Sejarah Diplomasi Indonesia
Perjanjian Renville

Perundingan Renville merupakan landasan bagi upaya penyelesaian sengketa antara Indonesia dan Belanda. Perundingan politik berisi empat pokok permasalah di antaranya pembentukan Negara Indonesia Serikat, pembentukan Pemerintah Interim yang di dalamnya terkait dengan kedudukan Tentara Nasional Indonesia dan hubungan Luar Negeri Indonesia, pembentukan Uni Indonesia-Belanda, dan masalah plebisit.
Mengenai hubungan luar negeri Indonesia, Belanda menginginkan penghapusan hubungan luar negeri Republik Indonesai setelah memiliki perwakilan resmi di Singapura, New Delhi, Kairo, Sydney, dan Praha serta mendapatkan pengakuan dari Yaman setelah Persetujuan Renville. Sedangkan mengenai konsep yang ditawarkan Belanda mengenai Uni Indonesia-Belanda, Presiden Soekarno berpendapat bahwa konsep tersebut merupakan bentuk lain dari penjajahan yang diinginkan Belanda. Sementara mengenai pembentukan Negara Indonesia Serikat, Indonesia setuju paham kedaulatan Belanda atas Republik Indonesia. Namun, sebelum persetujuan itu tercapai, status kedua belah pihak tetap sama seperti sebelumnya. Kemudian, Republik Indonesia hanya bersedia untuk terlibat dalam Pemerintah Interim Nasional yang bentuk mirip seperti bentuk Pemerintahan Interim di India pada masa kekuasaan Laksamana Mounbatten. Dan perihal plebisit, Indonesia menginginkan untuk dilakukan di seluruh daerah Republik Indonesia. Sedangkan Belanda hanya menghendaki plebisit di Pulau Jawa, Madura, dan Sumatera yang sudah mereka diakui secara de facto.

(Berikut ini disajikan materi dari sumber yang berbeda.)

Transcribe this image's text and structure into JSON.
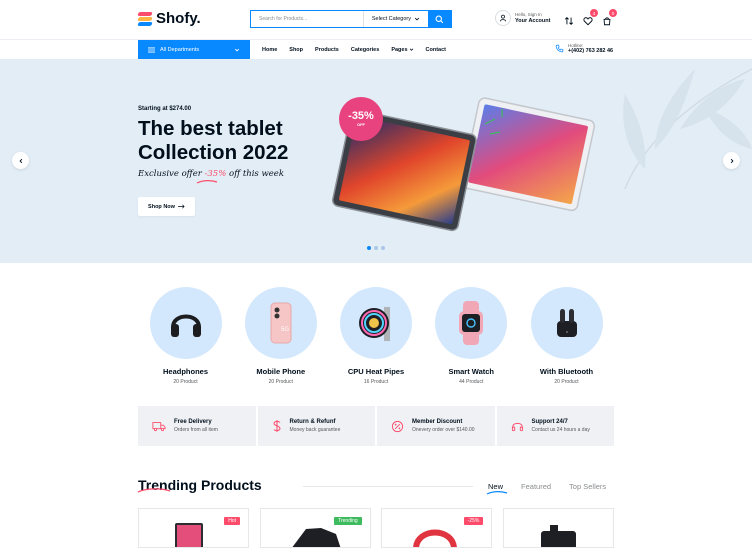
{
  "header": {
    "logo": "Shofy.",
    "search_placeholder": "Search for Products...",
    "search_category": "Select Category",
    "account_greeting": "Hello, Sign In",
    "account_label": "Your Account",
    "compare_badge": "4",
    "wishlist_badge": "0",
    "cart_badge": "0"
  },
  "nav": {
    "all_departments": "All Departments",
    "items": [
      "Home",
      "Shop",
      "Products",
      "Categories",
      "Pages",
      "Contact"
    ],
    "hotline_label": "Hotline:",
    "hotline_number": "+(402) 763 282 46"
  },
  "hero": {
    "pre": "Starting at $274.00",
    "title": "The best tablet Collection 2022",
    "sub_prefix": "Exclusive offer ",
    "sub_discount": "-35%",
    "sub_suffix": " off this week",
    "button": "Shop Now",
    "discount_badge": "-35%",
    "discount_off": "OFF",
    "slides": 3,
    "active_slide": 1
  },
  "categories": [
    {
      "name": "Headphones",
      "count": "20 Product",
      "icon": "headphones-icon"
    },
    {
      "name": "Mobile Phone",
      "count": "20 Product",
      "icon": "mobile-phone-icon"
    },
    {
      "name": "CPU Heat Pipes",
      "count": "16 Product",
      "icon": "cpu-fan-icon"
    },
    {
      "name": "Smart Watch",
      "count": "44 Product",
      "icon": "smart-watch-icon"
    },
    {
      "name": "With Bluetooth",
      "count": "20 Product",
      "icon": "earbuds-icon"
    }
  ],
  "features": [
    {
      "title": "Free Delivery",
      "desc": "Orders from all item",
      "icon": "truck-icon"
    },
    {
      "title": "Return & Refunf",
      "desc": "Money back guarantee",
      "icon": "dollar-icon"
    },
    {
      "title": "Member Discount",
      "desc": "Onevery order over $140.00",
      "icon": "discount-icon"
    },
    {
      "title": "Support 24/7",
      "desc": "Contact us 24 hours a day",
      "icon": "headset-icon"
    }
  ],
  "trending": {
    "title": "Trending Products",
    "tabs": [
      "New",
      "Featured",
      "Top Sellers"
    ],
    "active_tab": 0,
    "badges": [
      {
        "label": "Hot",
        "color": "#fd4b6b"
      },
      {
        "label": "Trending",
        "color": "#3ebb5f"
      },
      {
        "label": "-25%",
        "color": "#fd4b6b"
      },
      {
        "label": "",
        "color": ""
      }
    ]
  },
  "colors": {
    "accent": "#0989ff",
    "pink": "#fd4b6b",
    "hero_bg": "#e2edf6"
  }
}
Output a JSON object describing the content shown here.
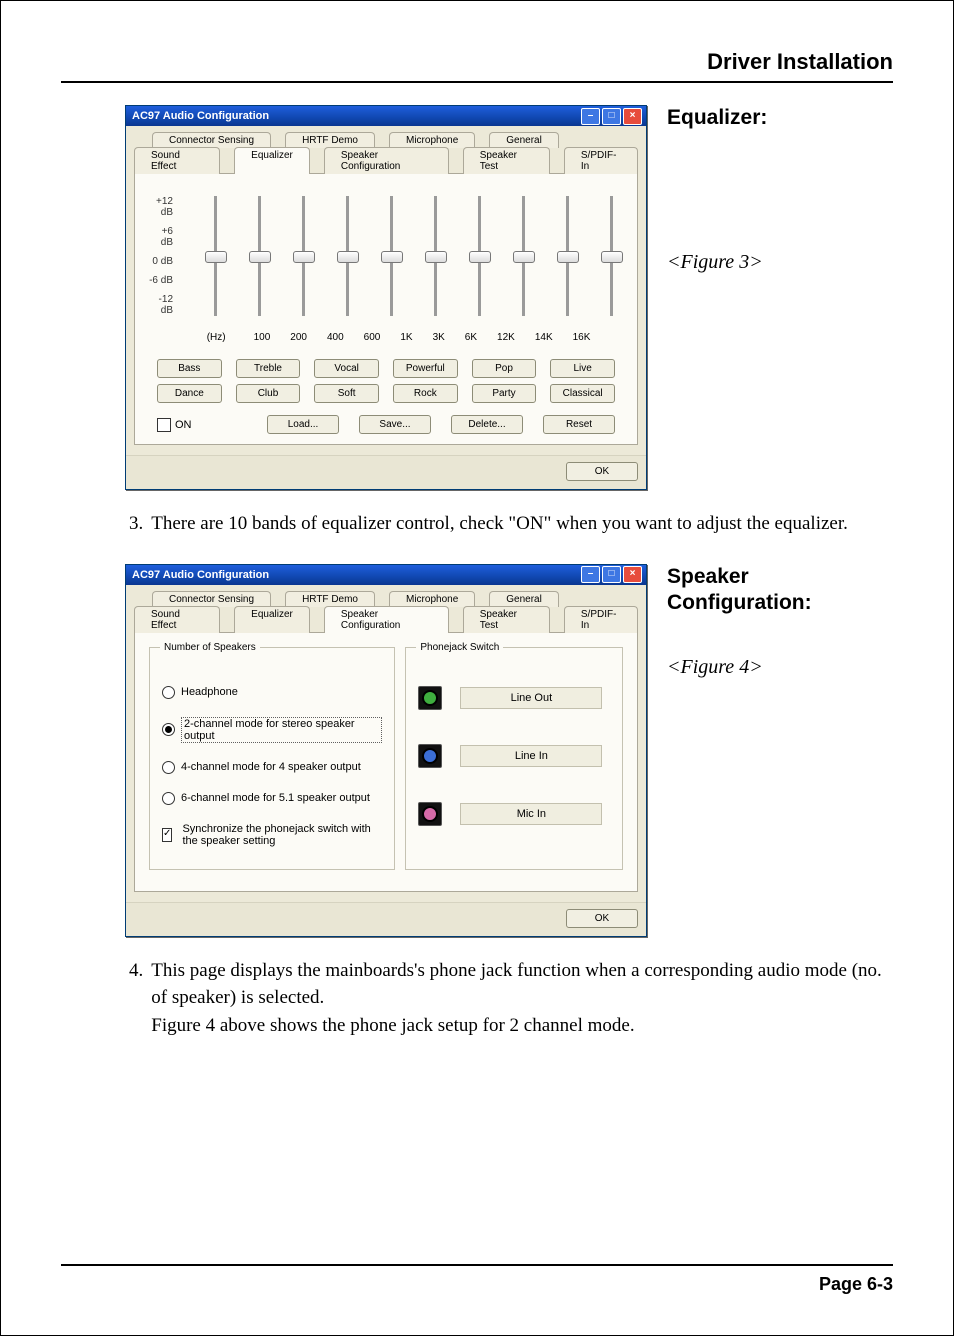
{
  "header": "Driver Installation",
  "footer": "Page 6-3",
  "section1": {
    "heading": "Equalizer:",
    "figlabel": "<Figure 3>",
    "paragraph_num": "3.",
    "paragraph": "There are 10 bands of equalizer control, check \"ON\" when you want to adjust the equalizer."
  },
  "section2": {
    "heading": "Speaker Configuration:",
    "figlabel": "<Figure 4>",
    "paragraph_num": "4.",
    "paragraph": "This page displays the mainboards's phone jack function when a corresponding audio mode (no. of speaker) is selected.\nFigure 4 above shows the phone jack setup for 2 channel mode."
  },
  "dialog": {
    "title": "AC97 Audio Configuration",
    "tabs_row1": [
      "Connector Sensing",
      "HRTF Demo",
      "Microphone",
      "General"
    ],
    "tabs_row2": [
      "Sound Effect",
      "Equalizer",
      "Speaker Configuration",
      "Speaker Test",
      "S/PDIF-In"
    ],
    "ok": "OK"
  },
  "equalizer": {
    "db_labels": [
      "+12 dB",
      "+6 dB",
      "0 dB",
      "-6 dB",
      "-12 dB"
    ],
    "hz_head": "(Hz)",
    "bands": [
      "100",
      "200",
      "400",
      "600",
      "1K",
      "3K",
      "6K",
      "12K",
      "14K",
      "16K"
    ],
    "presets_row1": [
      "Bass",
      "Treble",
      "Vocal",
      "Powerful",
      "Pop",
      "Live"
    ],
    "presets_row2": [
      "Dance",
      "Club",
      "Soft",
      "Rock",
      "Party",
      "Classical"
    ],
    "on": "ON",
    "load": "Load...",
    "save": "Save...",
    "delete": "Delete...",
    "reset": "Reset"
  },
  "speaker": {
    "left_legend": "Number of Speakers",
    "right_legend": "Phonejack Switch",
    "options": [
      {
        "label": "Headphone",
        "selected": false
      },
      {
        "label": "2-channel mode for stereo speaker output",
        "selected": true
      },
      {
        "label": "4-channel mode for 4 speaker output",
        "selected": false
      },
      {
        "label": "6-channel mode for 5.1 speaker output",
        "selected": false
      }
    ],
    "sync_label": "Synchronize the phonejack switch with the speaker setting",
    "sync_checked": true,
    "jacks": [
      {
        "color": "green",
        "label": "Line Out"
      },
      {
        "color": "blue",
        "label": "Line In"
      },
      {
        "color": "pink",
        "label": "Mic In"
      }
    ]
  }
}
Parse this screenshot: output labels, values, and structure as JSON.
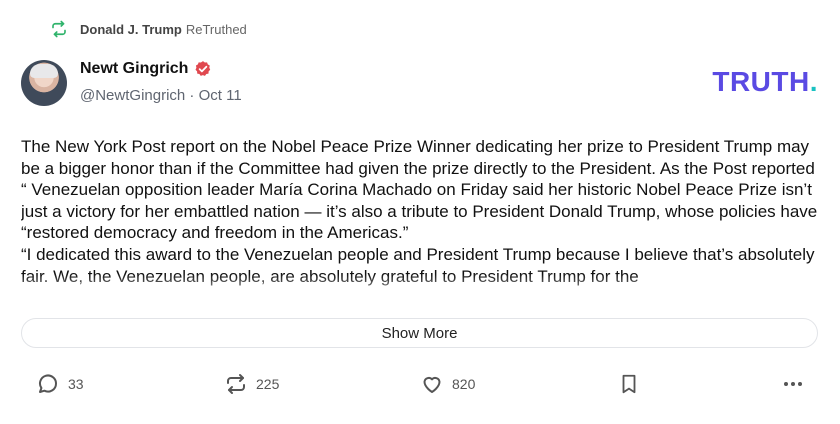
{
  "retruth": {
    "author": "Donald J. Trump",
    "label": "ReTruthed"
  },
  "post": {
    "author_name": "Newt Gingrich",
    "handle": "@NewtGingrich · Oct 11",
    "text_paragraphs": [
      "The New York Post report on the Nobel Peace Prize Winner dedicating her prize to President Trump may be a bigger honor than if the Committee had given the prize directly to the President. As the Post reported “ Venezuelan opposition leader María Corina Machado on Friday said her historic Nobel Peace Prize isn’t just a victory for her embattled nation — it’s also a tribute to President Donald Trump, whose policies have “restored democracy and freedom in the Americas.”",
      "“I dedicated this award to the Venezuelan people and President Trump because I believe that’s absolutely fair. We, the Venezuelan people, are absolutely grateful to President Trump for the"
    ],
    "show_more_label": "Show More"
  },
  "brand": {
    "logo_text": "TRUTH",
    "logo_dot": ".",
    "logo_color": "#5a4ae3",
    "dot_color": "#19c2c2"
  },
  "actions": {
    "replies": "33",
    "retruths": "225",
    "likes": "820"
  },
  "icons": [
    "retruth-icon",
    "verified-icon",
    "reply-icon",
    "retruth-icon",
    "heart-icon",
    "bookmark-icon",
    "more-icon"
  ],
  "colors": {
    "retruth_green": "#2fb36b",
    "verified": "#e0484f"
  }
}
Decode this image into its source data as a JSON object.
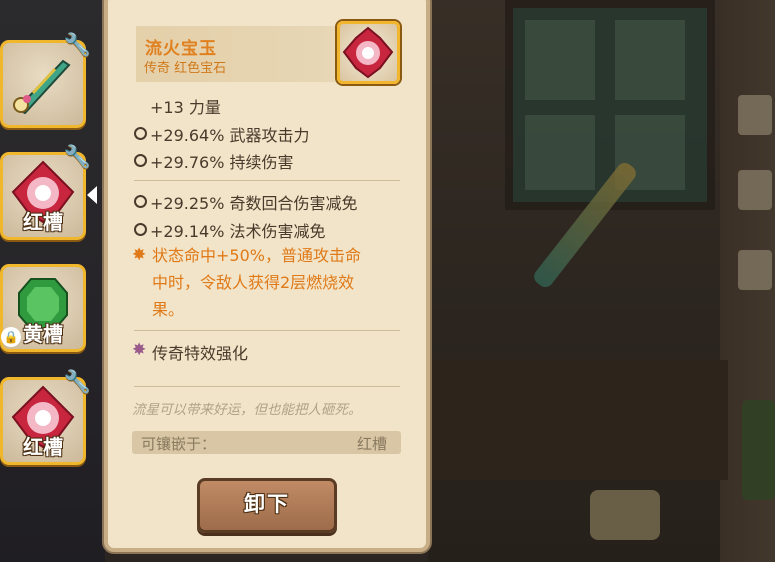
{
  "gem": {
    "name": "流火宝玉",
    "subtitle": "传奇 红色宝石"
  },
  "stats_primary": [
    {
      "text": "+13 力量",
      "icon": "none"
    },
    {
      "text": "+29.64% 武器攻击力",
      "icon": "circle-icon"
    },
    {
      "text": "+29.76% 持续伤害",
      "icon": "circle-icon"
    }
  ],
  "stats_secondary": [
    {
      "text": "+29.25% 奇数回合伤害减免",
      "icon": "circle-icon"
    },
    {
      "text": "+29.14% 法术伤害减免",
      "icon": "circle-icon"
    }
  ],
  "special_effect": {
    "line1": "状态命中+50%，普通攻击命",
    "line2": "中时，令敌人获得2层燃烧效",
    "line3": "果。",
    "color": "#e07a18"
  },
  "legend_effect": "传奇特效强化",
  "flavor_text": "流星可以带来好运，但也能把人砸死。",
  "socket": {
    "label": "可镶嵌于：",
    "value": "红槽"
  },
  "button": {
    "unequip": "卸下"
  },
  "slots": [
    {
      "label": "",
      "icon": "weapon-sword-icon"
    },
    {
      "label": "红槽",
      "icon": "red-gem-icon",
      "selected": true
    },
    {
      "label": "黄槽",
      "icon": "green-gem-icon",
      "locked": true
    },
    {
      "label": "红槽",
      "icon": "red-gem-icon"
    }
  ],
  "colors": {
    "accent_orange": "#e0801e",
    "slot_border": "#f0b62c",
    "panel_bg": "#f1e4c8"
  }
}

Perjanjian Renville terdiri dari dokumen tentang gencatan perang yaitu dokumen "truce agreement" dan dokumen yang berupa dasar untuk mencakup persetujuan poltik, seperti yang dikutip dari pidato Presiden Soekarno. Adapun yang dimaksud dengan bentuk dokumen yang kedua itu terdiri dari dua kelompok yaitu kelompok pertama dengan 12 pasal berisi masalah yang diusulkan Belanda dan beberapa pokok dasar yang diusulkan oleh Komisi Tiga Negara atau yang disebut dengan the six additional principles serta kelompok kedua ialah bagian yang paling banyak dikemukakan di dalam perundingan.
Perjanjian Renville ditandatangani pada Sabtu, 17 Januari 1948 pukul 14.15 setelah mengadakan perundingan selama sepuluh minggu oleh P.M Amir Sjarifuddin dan R. Abdulkadir Widjojoatmodjo sebagai perwakilan dari Belanda di atas Kapal Renville.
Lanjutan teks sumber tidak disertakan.